Co-Infection of Hepatitis B and Hepatitis C
If you or someone you know has been diagnosed with Hepatitis B (HBV) or Hepatitis C (HCV), may have heard the phrase “co-infection”. It may be confusing, because your blood tests may only show that you have active HBV or HCV. So why would you and your doctor need to worry about both?
HBV and HCV are separate viruses, but because they are transmitted the same way, it is not uncommon to have both at the same time. This is important to recognize because people who have HBV/HCV co-infections have different risks: both long-term risks if they are not treated and short-term risks during treatment.

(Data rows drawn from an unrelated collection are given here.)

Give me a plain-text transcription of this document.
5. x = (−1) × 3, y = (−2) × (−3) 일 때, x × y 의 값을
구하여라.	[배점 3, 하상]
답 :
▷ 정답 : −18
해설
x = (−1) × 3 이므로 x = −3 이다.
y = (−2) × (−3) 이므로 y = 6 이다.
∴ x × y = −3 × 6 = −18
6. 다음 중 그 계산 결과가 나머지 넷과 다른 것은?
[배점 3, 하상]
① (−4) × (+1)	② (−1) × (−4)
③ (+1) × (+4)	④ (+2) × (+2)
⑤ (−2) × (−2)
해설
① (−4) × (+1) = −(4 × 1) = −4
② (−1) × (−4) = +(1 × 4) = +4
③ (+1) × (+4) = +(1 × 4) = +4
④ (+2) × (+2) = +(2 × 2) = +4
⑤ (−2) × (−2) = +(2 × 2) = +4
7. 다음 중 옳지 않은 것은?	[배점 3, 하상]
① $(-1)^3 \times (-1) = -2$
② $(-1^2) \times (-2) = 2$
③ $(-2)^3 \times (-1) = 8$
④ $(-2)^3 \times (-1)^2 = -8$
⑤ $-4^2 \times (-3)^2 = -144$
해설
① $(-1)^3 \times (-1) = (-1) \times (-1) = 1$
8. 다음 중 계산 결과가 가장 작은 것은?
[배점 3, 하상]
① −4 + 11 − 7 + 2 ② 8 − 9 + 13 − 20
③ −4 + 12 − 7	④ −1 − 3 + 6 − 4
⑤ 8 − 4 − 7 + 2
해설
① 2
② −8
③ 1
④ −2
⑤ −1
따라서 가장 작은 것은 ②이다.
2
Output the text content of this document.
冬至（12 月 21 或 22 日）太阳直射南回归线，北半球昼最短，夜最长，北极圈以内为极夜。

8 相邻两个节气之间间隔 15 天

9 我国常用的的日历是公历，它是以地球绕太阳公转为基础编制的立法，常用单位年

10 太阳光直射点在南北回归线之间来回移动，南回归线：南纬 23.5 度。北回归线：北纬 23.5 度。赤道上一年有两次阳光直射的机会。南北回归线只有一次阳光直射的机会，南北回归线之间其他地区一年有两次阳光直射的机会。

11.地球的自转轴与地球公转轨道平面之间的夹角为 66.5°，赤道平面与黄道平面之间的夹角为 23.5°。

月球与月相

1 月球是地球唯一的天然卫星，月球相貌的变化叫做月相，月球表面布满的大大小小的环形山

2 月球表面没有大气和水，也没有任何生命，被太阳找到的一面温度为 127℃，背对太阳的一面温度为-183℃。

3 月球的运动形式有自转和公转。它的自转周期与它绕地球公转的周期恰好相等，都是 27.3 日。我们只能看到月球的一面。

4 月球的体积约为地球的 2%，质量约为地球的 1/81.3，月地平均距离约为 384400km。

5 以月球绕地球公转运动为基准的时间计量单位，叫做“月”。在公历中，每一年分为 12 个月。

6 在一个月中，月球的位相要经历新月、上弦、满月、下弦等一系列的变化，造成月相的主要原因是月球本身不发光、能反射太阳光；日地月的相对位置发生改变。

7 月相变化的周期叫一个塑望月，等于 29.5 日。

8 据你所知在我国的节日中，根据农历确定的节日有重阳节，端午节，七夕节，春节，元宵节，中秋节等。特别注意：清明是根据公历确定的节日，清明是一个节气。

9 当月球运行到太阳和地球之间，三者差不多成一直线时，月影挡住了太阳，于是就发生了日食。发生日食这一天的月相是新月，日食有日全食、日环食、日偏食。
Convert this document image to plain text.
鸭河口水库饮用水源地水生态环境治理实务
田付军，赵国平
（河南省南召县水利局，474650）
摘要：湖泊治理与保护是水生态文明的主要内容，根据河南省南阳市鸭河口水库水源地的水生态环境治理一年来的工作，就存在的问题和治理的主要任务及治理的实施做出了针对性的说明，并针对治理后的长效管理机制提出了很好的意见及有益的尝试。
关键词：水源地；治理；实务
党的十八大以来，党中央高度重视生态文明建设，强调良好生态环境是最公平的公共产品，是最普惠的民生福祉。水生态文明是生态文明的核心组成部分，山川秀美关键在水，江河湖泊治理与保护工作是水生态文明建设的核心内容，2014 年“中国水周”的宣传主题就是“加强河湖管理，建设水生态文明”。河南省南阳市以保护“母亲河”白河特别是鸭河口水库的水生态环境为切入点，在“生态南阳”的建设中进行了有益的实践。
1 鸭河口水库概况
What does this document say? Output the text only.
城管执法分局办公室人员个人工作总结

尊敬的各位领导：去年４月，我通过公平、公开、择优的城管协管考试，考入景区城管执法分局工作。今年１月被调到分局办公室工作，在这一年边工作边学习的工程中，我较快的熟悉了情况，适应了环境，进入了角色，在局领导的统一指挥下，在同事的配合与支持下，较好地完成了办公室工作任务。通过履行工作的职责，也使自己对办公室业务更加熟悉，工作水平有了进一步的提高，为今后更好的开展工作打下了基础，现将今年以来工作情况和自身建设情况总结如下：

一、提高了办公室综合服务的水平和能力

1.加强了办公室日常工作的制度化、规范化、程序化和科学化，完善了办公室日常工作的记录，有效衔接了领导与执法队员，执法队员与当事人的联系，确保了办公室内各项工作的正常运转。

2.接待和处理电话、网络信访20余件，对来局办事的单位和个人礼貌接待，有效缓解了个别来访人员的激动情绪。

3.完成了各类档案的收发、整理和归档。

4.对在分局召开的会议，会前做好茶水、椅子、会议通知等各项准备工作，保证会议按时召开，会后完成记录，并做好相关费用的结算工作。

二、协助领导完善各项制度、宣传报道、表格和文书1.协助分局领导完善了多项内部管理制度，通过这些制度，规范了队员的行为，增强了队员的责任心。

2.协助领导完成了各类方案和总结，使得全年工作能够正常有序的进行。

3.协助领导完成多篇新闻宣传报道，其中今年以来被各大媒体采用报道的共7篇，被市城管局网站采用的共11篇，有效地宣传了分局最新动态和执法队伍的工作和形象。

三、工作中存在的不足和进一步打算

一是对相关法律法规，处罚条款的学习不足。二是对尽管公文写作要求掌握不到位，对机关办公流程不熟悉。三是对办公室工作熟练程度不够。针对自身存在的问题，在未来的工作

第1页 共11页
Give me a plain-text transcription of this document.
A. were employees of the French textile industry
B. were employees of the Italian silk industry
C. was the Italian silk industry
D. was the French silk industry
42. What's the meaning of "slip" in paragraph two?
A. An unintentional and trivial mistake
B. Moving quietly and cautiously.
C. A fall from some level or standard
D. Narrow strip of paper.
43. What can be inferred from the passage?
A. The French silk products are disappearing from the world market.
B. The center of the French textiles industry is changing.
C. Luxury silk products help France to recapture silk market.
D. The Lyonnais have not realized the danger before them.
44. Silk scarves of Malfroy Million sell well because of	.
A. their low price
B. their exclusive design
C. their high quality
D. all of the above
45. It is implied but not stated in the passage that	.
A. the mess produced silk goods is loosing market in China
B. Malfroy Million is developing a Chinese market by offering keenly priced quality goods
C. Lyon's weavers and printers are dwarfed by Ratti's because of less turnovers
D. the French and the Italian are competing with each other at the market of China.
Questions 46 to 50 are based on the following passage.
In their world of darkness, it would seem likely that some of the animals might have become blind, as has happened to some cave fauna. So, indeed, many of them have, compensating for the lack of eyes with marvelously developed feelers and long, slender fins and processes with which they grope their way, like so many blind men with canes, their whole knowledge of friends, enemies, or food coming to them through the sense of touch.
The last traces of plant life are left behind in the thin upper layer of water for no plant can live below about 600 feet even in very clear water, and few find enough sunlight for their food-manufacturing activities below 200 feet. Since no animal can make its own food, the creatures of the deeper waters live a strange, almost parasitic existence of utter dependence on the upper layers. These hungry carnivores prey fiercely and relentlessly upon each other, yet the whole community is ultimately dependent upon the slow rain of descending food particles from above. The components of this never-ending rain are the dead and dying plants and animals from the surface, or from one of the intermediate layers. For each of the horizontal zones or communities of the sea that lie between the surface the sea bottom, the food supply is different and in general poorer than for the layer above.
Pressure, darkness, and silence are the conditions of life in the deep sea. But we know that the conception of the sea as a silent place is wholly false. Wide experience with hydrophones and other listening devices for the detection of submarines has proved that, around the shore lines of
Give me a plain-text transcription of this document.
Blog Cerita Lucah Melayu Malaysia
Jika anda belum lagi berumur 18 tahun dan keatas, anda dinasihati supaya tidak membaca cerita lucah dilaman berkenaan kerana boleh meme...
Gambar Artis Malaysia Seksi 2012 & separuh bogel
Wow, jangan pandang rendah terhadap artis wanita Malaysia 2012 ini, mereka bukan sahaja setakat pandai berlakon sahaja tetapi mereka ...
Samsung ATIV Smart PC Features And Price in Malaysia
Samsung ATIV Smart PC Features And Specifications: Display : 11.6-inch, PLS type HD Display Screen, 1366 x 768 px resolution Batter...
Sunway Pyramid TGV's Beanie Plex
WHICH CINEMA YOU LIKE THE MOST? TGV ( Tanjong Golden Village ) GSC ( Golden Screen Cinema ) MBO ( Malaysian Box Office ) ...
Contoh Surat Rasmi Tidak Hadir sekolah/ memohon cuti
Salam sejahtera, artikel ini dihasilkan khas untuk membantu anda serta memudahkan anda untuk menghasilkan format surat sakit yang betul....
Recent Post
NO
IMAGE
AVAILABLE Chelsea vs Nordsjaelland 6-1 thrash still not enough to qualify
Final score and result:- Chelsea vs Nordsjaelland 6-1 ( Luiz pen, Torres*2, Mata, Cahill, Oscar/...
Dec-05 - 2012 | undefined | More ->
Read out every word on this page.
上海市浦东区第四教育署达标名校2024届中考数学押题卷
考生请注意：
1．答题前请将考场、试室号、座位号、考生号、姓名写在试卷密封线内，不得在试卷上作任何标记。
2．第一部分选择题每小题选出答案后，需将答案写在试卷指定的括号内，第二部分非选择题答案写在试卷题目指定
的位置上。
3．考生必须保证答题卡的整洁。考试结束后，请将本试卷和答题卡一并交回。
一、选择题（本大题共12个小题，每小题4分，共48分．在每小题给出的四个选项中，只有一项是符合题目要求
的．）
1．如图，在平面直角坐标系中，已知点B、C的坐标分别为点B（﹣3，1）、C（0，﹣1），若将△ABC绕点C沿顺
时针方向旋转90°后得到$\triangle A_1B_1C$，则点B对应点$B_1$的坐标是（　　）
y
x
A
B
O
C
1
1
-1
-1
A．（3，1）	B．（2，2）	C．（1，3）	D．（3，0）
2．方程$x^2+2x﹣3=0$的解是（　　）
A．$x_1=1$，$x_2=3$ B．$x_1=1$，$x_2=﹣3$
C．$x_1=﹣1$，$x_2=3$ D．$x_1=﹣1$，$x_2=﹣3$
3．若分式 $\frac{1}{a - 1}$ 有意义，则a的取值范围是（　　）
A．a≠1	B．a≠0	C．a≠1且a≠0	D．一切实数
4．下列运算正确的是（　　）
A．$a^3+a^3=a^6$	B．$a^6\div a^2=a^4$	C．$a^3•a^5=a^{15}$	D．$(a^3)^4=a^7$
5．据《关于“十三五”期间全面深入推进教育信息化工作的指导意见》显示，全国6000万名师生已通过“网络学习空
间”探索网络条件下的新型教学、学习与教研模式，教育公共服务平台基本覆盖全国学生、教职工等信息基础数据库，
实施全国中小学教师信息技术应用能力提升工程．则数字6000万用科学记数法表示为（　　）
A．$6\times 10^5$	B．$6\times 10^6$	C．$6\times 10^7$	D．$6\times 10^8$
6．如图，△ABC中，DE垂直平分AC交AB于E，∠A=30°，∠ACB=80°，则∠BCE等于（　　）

Long-term risks of co-infection
Patients who have HBV/HCV co-infections have higher rates of cirrhosis than patients who have just HBV or just HCV.1 Cirrhosis is scar tissue that happens on your liver over a long period of time as your liver is damaged by diseases, including HBV and HCV.2 This scar tissue usually cannot be reversed and it makes your liver not work as well as it should. Cirrhosis can eventually become life-threatening and, sometimes, may require a liver transplant.
Patients with HBV/HCV co-infections are also at higher risk for hepatocellular carcinoma (HCC), the most common form of liver cancer.1 Because patients with both HBV and HCV are also more likely to have more damage to their liver, either from cirrhosis or chronic liver inflammation, they are more likely to have factors that lead to liver cancer.
Treatment for hepatitis B & C co-infections
It is important to treat HBV and HCV infections early to limit liver damage and long-term diseases like cirrhosis and HCC, but how is treating an HBV/HCV co-infection different than treating just HBV or HCV?
When a patient has a co-infection, usually only one of the viruses is dominant. This means that your immune system is only fighting one of the viruses, and the other virus is not active, even if your immune system knows that it is in your body.2 This may be because your immune system thinks that it has already fought the virus and has it under control. For most (but not all) patients with HBV/HCV co-infections, HCV is dominant, so doctors want to treat this virus first, but if the HBV is dominant, that would be the first virus treated.2
The medications used to treat HCV are called direct-acting antivirals (DAAs). These drugs now carry a “Black Box Warning” which is used by the FDA to draw attention to serious or life threatening risks.3When DAAs are given to treat HCV patients with HBV co-infections, the HBV can potentially reactivate, even if the patient’s immune system held the HBV in-check prior to treatment.4,5 This occurs in about 30-50% of patients, and researchers are not sure why this happens; It may be due to the patient’s immune system not being as active after fighting the HCV virus for so long.3 In our 2018 Hepatitis C In America survey, approximately 50% of respondents were retested for HBV after being treated for HCV, and about 10% stated that they tested positive for HBV.
Warnings for patients
Researchers warn that patients who are to be treated for active HCV should always be tested for HBV and if a co-infection is found, they should be treated by a liver specialist.4 Patients should receive regular blood tests throughout their HCV treatment to make sure that HBV is not being reactivated, and if it is, they should receive treatment for HBV from a liver or hepatitis specialist.
You should not be scared to seek treatment for your HBV/HCV coinfection, but you should be aware of the potential side effects that can occur. Make sure to ask your care team questions about your disease and treatments, and don’t hesitate to ask to be referred to a specialist for your disease.